GUEST OPINION: These days, cyber attacks seem to be making the headlines on an almost daily basis. For many businesses, they hear about the latest massive company data breach or state-sponsored hack and think "Whew, glad that wasn't us." But what they don't hear as much about is the threats coming from inside their organizations. In fact, insider threats, whether intentional or unintentional, pose huge risks that can't be ignored.
HiBob, one of the market-leading HRIS software companies, houses tens of thousands of extremely sensitive customer records. They have access to employee records, payroll information, personal contact details...everything you can imagine around employee data. Of course, this makes insider threats a pretty big deal for them. If someone makes a mistake or has malicious intent, it could be disastrous - both from a regulatory standpoint and in terms of customer trust and industry reputation.
So let's talk about what an insider threat actually is, why they matter so much, and the ways HiBob combats them to keep customer data ultra-secure…

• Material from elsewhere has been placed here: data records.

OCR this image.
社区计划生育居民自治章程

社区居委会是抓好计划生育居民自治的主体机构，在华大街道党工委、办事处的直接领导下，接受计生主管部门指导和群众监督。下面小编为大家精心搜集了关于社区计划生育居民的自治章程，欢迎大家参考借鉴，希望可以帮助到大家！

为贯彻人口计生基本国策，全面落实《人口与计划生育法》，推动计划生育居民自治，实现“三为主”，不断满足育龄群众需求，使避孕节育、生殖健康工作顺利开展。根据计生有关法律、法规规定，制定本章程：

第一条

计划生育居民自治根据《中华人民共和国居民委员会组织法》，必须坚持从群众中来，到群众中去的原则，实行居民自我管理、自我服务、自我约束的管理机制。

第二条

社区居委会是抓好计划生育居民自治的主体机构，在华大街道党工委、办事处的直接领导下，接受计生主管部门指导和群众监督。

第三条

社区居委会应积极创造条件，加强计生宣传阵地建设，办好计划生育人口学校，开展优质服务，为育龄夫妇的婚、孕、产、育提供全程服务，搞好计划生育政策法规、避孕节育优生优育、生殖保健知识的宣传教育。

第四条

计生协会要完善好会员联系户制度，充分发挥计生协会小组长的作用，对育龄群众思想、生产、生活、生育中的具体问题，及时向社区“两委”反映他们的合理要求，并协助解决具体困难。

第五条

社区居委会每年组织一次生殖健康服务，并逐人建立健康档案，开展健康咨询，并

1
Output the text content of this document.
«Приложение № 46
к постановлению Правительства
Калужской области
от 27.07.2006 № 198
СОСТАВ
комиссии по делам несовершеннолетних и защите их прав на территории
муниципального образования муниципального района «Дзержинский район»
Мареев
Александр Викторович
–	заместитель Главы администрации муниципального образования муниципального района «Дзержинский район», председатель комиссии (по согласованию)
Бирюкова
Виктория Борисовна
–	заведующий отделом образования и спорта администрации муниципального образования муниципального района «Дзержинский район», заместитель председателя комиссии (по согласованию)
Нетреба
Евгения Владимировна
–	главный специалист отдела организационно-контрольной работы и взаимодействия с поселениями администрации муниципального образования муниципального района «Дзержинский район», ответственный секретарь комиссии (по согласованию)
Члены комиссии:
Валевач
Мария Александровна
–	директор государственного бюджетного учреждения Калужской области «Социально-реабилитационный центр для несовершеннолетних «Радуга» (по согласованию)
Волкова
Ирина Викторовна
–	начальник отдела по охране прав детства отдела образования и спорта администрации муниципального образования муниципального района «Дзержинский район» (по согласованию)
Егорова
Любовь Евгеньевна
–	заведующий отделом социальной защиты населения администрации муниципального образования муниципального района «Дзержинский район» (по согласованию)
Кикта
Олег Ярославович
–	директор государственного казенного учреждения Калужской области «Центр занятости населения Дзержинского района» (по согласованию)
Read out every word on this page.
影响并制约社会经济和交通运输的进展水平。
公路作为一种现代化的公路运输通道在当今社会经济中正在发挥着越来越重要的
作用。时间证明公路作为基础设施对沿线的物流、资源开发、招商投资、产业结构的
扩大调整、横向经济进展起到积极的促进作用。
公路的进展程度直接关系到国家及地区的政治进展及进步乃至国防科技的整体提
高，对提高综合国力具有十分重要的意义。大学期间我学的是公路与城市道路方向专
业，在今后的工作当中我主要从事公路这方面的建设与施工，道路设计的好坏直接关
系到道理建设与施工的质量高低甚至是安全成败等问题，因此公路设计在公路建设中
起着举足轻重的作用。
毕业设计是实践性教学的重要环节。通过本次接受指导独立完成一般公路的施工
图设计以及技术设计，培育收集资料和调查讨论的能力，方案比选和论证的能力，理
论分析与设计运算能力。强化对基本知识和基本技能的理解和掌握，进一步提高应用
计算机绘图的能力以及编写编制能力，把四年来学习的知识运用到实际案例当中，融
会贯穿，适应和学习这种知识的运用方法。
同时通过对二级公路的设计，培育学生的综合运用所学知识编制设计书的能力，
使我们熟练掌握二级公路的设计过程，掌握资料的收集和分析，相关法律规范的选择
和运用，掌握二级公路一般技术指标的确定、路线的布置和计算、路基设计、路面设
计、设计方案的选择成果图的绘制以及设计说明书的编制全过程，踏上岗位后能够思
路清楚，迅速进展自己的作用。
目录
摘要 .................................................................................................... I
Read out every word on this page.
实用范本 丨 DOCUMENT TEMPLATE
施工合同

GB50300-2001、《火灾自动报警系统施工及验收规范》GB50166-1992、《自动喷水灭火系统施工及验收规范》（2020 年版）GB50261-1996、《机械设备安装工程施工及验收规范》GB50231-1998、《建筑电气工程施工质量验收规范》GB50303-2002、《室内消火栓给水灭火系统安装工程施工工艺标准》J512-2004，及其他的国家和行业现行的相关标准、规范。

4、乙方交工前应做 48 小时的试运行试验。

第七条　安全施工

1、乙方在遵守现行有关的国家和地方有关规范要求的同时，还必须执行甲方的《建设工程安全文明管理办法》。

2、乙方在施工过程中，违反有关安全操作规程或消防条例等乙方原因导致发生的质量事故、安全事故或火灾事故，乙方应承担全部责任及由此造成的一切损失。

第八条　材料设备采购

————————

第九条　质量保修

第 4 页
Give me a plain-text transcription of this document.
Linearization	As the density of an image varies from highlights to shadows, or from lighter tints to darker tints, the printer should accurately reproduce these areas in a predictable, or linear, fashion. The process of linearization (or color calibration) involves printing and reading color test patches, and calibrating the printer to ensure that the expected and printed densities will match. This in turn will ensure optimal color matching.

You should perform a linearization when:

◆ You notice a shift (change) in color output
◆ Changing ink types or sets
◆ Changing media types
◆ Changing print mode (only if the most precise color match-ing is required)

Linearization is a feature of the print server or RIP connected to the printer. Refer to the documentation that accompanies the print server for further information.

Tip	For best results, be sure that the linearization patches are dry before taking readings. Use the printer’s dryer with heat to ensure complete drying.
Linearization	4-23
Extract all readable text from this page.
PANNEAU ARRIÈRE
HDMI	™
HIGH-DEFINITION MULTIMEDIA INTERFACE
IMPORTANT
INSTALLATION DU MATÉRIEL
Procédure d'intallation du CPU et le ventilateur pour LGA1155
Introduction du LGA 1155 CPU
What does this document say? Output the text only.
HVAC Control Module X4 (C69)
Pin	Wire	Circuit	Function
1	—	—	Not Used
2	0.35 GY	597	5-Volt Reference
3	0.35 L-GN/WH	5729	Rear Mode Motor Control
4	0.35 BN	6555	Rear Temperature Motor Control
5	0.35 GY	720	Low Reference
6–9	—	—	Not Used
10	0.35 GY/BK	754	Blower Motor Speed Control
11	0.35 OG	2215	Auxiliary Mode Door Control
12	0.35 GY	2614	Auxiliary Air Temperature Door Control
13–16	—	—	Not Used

Employees are Critical Assets...and Risks
HiBob’s workforce enables them to deliver cutting-edge products and serve customers from around the world. Without them, they wouldn’t be able to perform even a tiny percentage of what they do. Yet, at the same time, people also introduce vulnerabilities that hackers look to exploit. Through phishing, misconfigured access rights, or even simple errors, employees can expose data even at the most rigorously security-focused companies.
Look at the 2019 Capital One breach. A former AWS engineer used her insider knowledge to bypass firewalls and access 100 million customer records. This is still one of the largest data breaches of all time.
However, insider threats are often not intentional either. We all make mistakes, after all. An engineer could accidentally upload API keys to GitHub. Or a salesperson clicks the wrong link which installs malware. Regardless of motive, employees and contractors represent big cyber risk if security practices aren't ingrained into operations.
How HiBob Train Employees to be Human Firewalls
In order to prevent a HiBob data breach, the HR provider makes its employees the first and last line of defense against vulnerabilities. This starts with training, training and more training.
Secure Code Training
Annually, HiBob engineers undergo intensive secure coding training on risks like SQL injection or cross-site scripting. Knowing modern threats helps them review code with a cybersecurity lens before releasing anything. This training aims to dive into the OWASP Top 10 security risks so that each engineer can develop and maintain code with modern best practices in mind.
Onboarding Security Training
Upon hiring, all employees attend security awareness training covering phishing, social engineering, data policies, and so on. It's not the most exciting orientation activity, but this establishes security as a priority from day one. Engineers receive additional technical sessions too, so they understand exactly how to secure infrastructure, apps, and code.
Annual Security Refreshers
Training doesn't stop after orientation. Every employee completes annual refresher courses to stay razor focused on security. It's like going to the gym - you have to keep working those cybersecurity muscles so threats don't catch you slipping. Alongside continual training, security teams distribute tips through monthly emails and presentations to surround employees with security awareness.
You may ask, doesn't all this training get in the way and disrupt real work? Of course, there's a balance to be had. But for a company like HiBob where data security is mission critical, security should never take a backseat, especially given the amount of sensitive customer information running through their servers. A little extra training seems a small price to pay for keeping that data locked down tight.
Layered Controls For Defense in Depth
In addition to employee training, HiBob implements strict organizational controls aligned with industry standards:
Reference Checks and Confidentiality Agreements
For starters, every single candidate that receives a job offer must pass extensive background and reference checks. Even the marketing and admin roles undergo scrutiny, not just engineers touching sensitive systems. This legally ensures compliance through confidentiality agreements binding employees to handle data properly.
Logical Access Controls
Within the HiBob production environment, access follows a tightly controlled approval process. Cybersecurity teams audit and manage access constantly. Anyone that interacts with customer data must authenticate using multiple factors.
And it's not just blanket production access. Inside applications and systems, HiBob uses role-based access controls to restrict data to only what's needed for someone's role. For example, a software developer can't peek at payroll records - their access is strictly limited to relevant systems.
Through these layered technical and policy controls, the HR software provider minimizes reliance on any one employee "doing the right thing" security-wise. It's about instituting barriers that make breaches extremely difficult in the first place for both intentional and accidental scenarios.
Final Word
For most companies, it’s vital to remember that cybersecurity starts from within, long before any hacker starts poking at your firewall. Employees will always represent risk, but there are ways to minimize that through robust insider threat controls along with consistent employee training and awareness programmes. After all, vigilant internal security means more energy focused on serving customers instead of chasing down breaches.